The all-time winningest player, as Kiraly has 147 career victories, joins forces with the winningest player over the last year-and-a-half, as Lambert has notched five titles since the start of the 2004 season. The duo is bound to put pressure on the other top teams. The top four seeds have combined to win seven of the tournaments this season, but they won’t be anxious to play this seventh-seeded team.

Kiraly / Lambert began the year as the number one seed, a position which they held for the first two events before yielding it to Jake Gibb / Stein Metzger for the next two tournaments. Since that time, the number one billing has alternated between Gibb Metzger and Dax Holdren / Jeff Nygaard, who have earned the unwanted top seed this week.

While some may consider it an honor to be seeded first, the men’s teams have been doing what they can to avoid it, such as finishing seventh, ninth, even 17th, in order to get a different seed. The reason why is that in double-elimination events, no number one seed has won since the 2003 season opener, making 25 tournaments in a row to date. Only five times during that stretch has the number one seed even made it to the championship match.

In that same time period, there have been only three tournaments which Misty May-Treanor and Kerri Walsh have entered but not won. They enter Huntington Beach having won five straight titles on the AVP and FIVB Tours combined. This season, May-Treanor / Walsh have lost two matches overall, both coming to Rachel Wacholder / Elaine Youngs. The first time cost them a title, in Cincinnati, while the latest one happened in a grand slam event in Paris, but they managed to fight back through the contender’s bracket, defeating Wacholder / Youngs in a rematch, and won another title.

Those two teams have played in the championship match in five of the eight tournaments so far. In the last three events, those duos have been undefeated going into the finals, meaning no other teams have been able to beat either one of them since San Diego two months ago.

While May-Treanor / Walsh have lost just one match on the AVP Tour this season, which is ahead of last year’s record (44-1 compared to 44-3 last season), the duo has been increasingly challenged on the court by teams. The last two events, in Belmar and Hermosa Beach, the number eight seeds have won the first game against May-Treanor / Walsh in the third round, marking the first times in their AVP history that they have lost a game prior to the winner’s bracket semifinals.

The number three seeds, Jen Kessy / Holly McPeak, enter Huntington Beach happy that they don’t have to go through the qualifier. In last week’s FIVB grand slam event in Austria, after playing in the qualifier they drew May-Treanor / Walsh in the first round. After losing that match, they won four straight before losing in the seventh place match. That gave them eight matches in the three days.

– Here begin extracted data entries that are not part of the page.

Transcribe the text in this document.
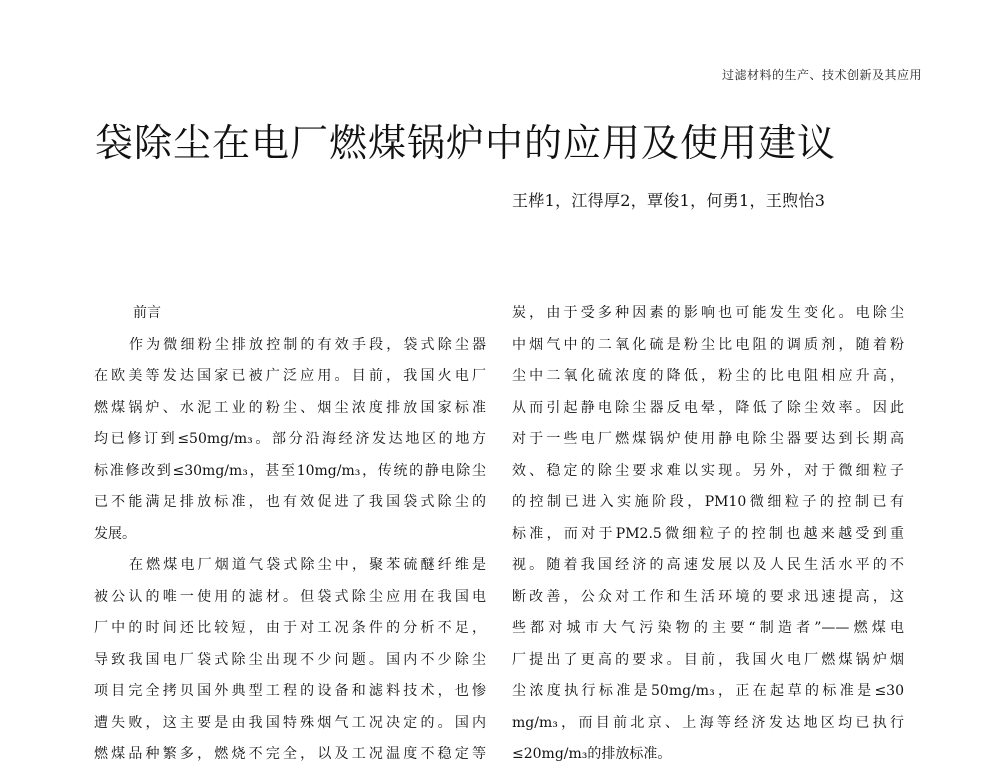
过滤材料的生产、技术创新及其应用
袋除尘在电厂燃煤锅炉中的应用及使用建议
王桦1，江得厚2，覃俊1，何勇1，王煦怡3
前言
作为微细粉尘排放控制的有效手段，袋式除尘器
在欧美等发达国家已被广泛应用。目前，我国火电厂
燃煤锅炉、水泥工业的粉尘、烟尘浓度排放国家标准
均已修订到≤50mg/m₃。部分沿海经济发达地区的地方
标准修改到≤30mg/m₃，甚至10mg/m₃，传统的静电除尘
已不能满足排放标准，也有效促进了我国袋式除尘的
发展。
在燃煤电厂烟道气袋式除尘中，聚苯硫醚纤维是
被公认的唯一使用的滤材。但袋式除尘应用在我国电
厂中的时间还比较短，由于对工况条件的分析不足，
导致我国电厂袋式除尘出现不少问题。国内不少除尘
项目完全拷贝国外典型工程的设备和滤料技术，也惨
遭失败，这主要是由我国特殊烟气工况决定的。国内
燃煤品种繁多，燃烧不完全，以及工况温度不稳定等
炭，由于受多种因素的影响也可能发生变化。电除尘
中烟气中的二氧化硫是粉尘比电阻的调质剂，随着粉
尘中二氧化硫浓度的降低，粉尘的比电阻相应升高，
从而引起静电除尘器反电晕，降低了除尘效率。因此
对于一些电厂燃煤锅炉使用静电除尘器要达到长期高
效、稳定的除尘要求难以实现。另外，对于微细粒子
的控制已进入实施阶段，PM10微细粒子的控制已有
标准，而对于PM2.5微细粒子的控制也越来越受到重
视。随着我国经济的高速发展以及人民生活水平的不
断改善，公众对工作和生活环境的要求迅速提高，这
些都对城市大气污染物的主要“制造者”——燃煤电
厂提出了更高的要求。目前，我国火电厂燃煤锅炉烟
尘浓度执行标准是50mg/m₃，正在起草的标准是≤30
mg/m₃，而目前北京、上海等经济发达地区均已执行
≤20mg/m₃的排放标准。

The first time McPeak played a professional tournament in Huntington Beach was in 1989, and her 17th-place finish remains as her worst domestic placing in her career. Since that time, she has been in the Final Four in all seven of her Huntington Beach events, including winning four times with three different partners.

The fourth seeds, Tyra Turner / Makare Wilson, are coming off their career best finish after advancing to the semifinals in Hermosa Beach. They are hitting their stride as in the last six tournaments they have not lost a single match to a team seeded below them.

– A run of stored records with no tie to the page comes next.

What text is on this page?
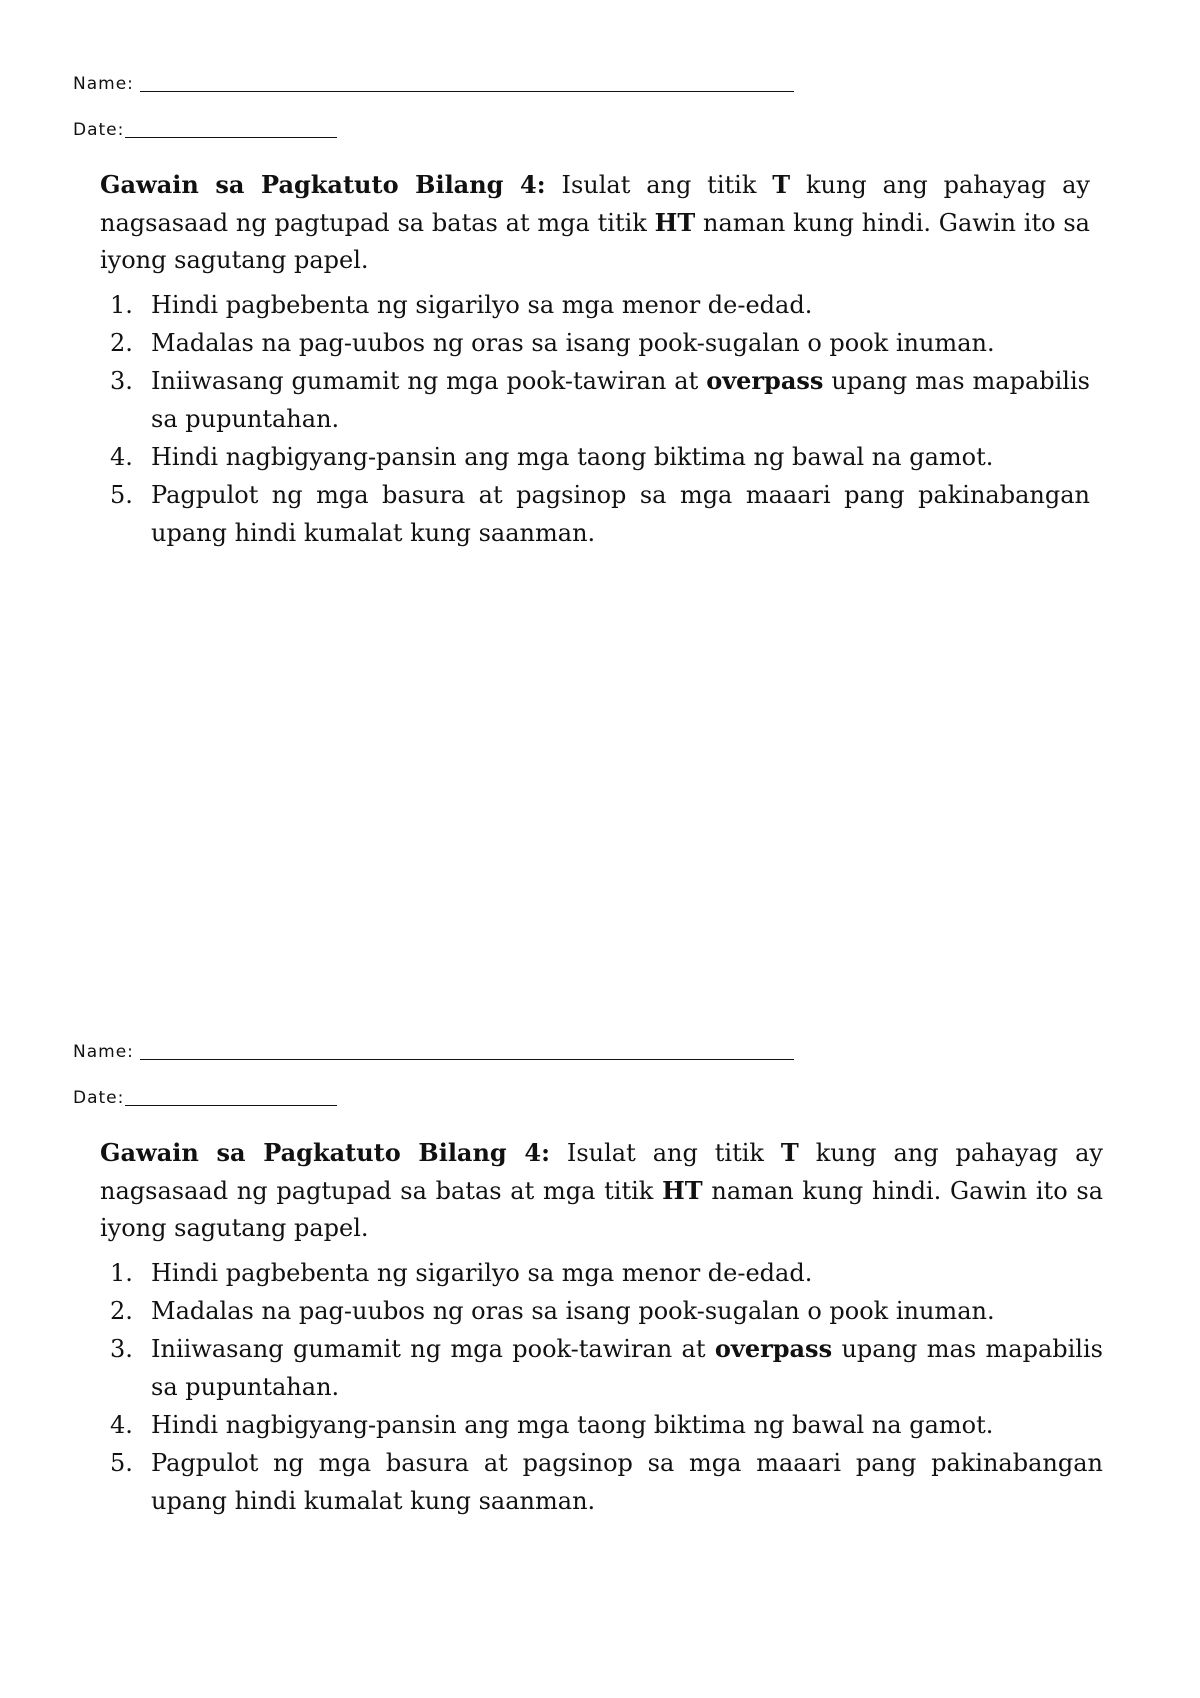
Name:
Date:

Gawain sa Pagkatuto Bilang 4: Isulat ang titik T kung ang pahayag ay nagsasaad ng pagtupad sa batas at mga titik HT naman kung hindi. Gawin ito sa iyong sagutang papel.

1. Hindi pagbebenta ng sigarilyo sa mga menor de-edad.
2. Madalas na pag-uubos ng oras sa isang pook-sugalan o pook inuman.
3. Iniiwasang gumamit ng mga pook-tawiran at overpass upang mas mapabilis sa pupuntahan.
4. Hindi nagbigyang-pansin ang mga taong biktima ng bawal na gamot.
5. Pagpulot ng mga basura at pagsinop sa mga maaari pang pakinabangan upang hindi kumalat kung saanman.
Name:
Date:

Gawain sa Pagkatuto Bilang 4: Isulat ang titik T kung ang pahayag ay nagsasaad ng pagtupad sa batas at mga titik HT naman kung hindi. Gawin ito sa iyong sagutang papel.

1. Hindi pagbebenta ng sigarilyo sa mga menor de-edad.
2. Madalas na pag-uubos ng oras sa isang pook-sugalan o pook inuman.
3. Iniiwasang gumamit ng mga pook-tawiran at overpass upang mas mapabilis sa pupuntahan.
4. Hindi nagbigyang-pansin ang mga taong biktima ng bawal na gamot.
5. Pagpulot ng mga basura at pagsinop sa mga maaari pang pakinabangan upang hindi kumalat kung saanman.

The sand will be the normal deep California sand, but the temperatures are expected to be 10-15 degrees cooler than the conditions in Hermosa Beach last month. That should ease the minds of the men’s players, who will face a two-day tournament as their finals will be broadcast live on NBC at 4:30 pm (ET) on Saturday. The women’s championship match will be shown live on NBC at 4:30 pm (ET) on Sunday, making their tournament a three-day affair.

The key, especially for the men, will be to avoid the contender’s bracket. Playing just in the winner’s bracket, a team could play three matches each day, including the finals. But an early loss could mean having to play five matches on Saturday and four on Sunday, a considerable amount given that the tournament lasts for only about 16 hours of actual playing time.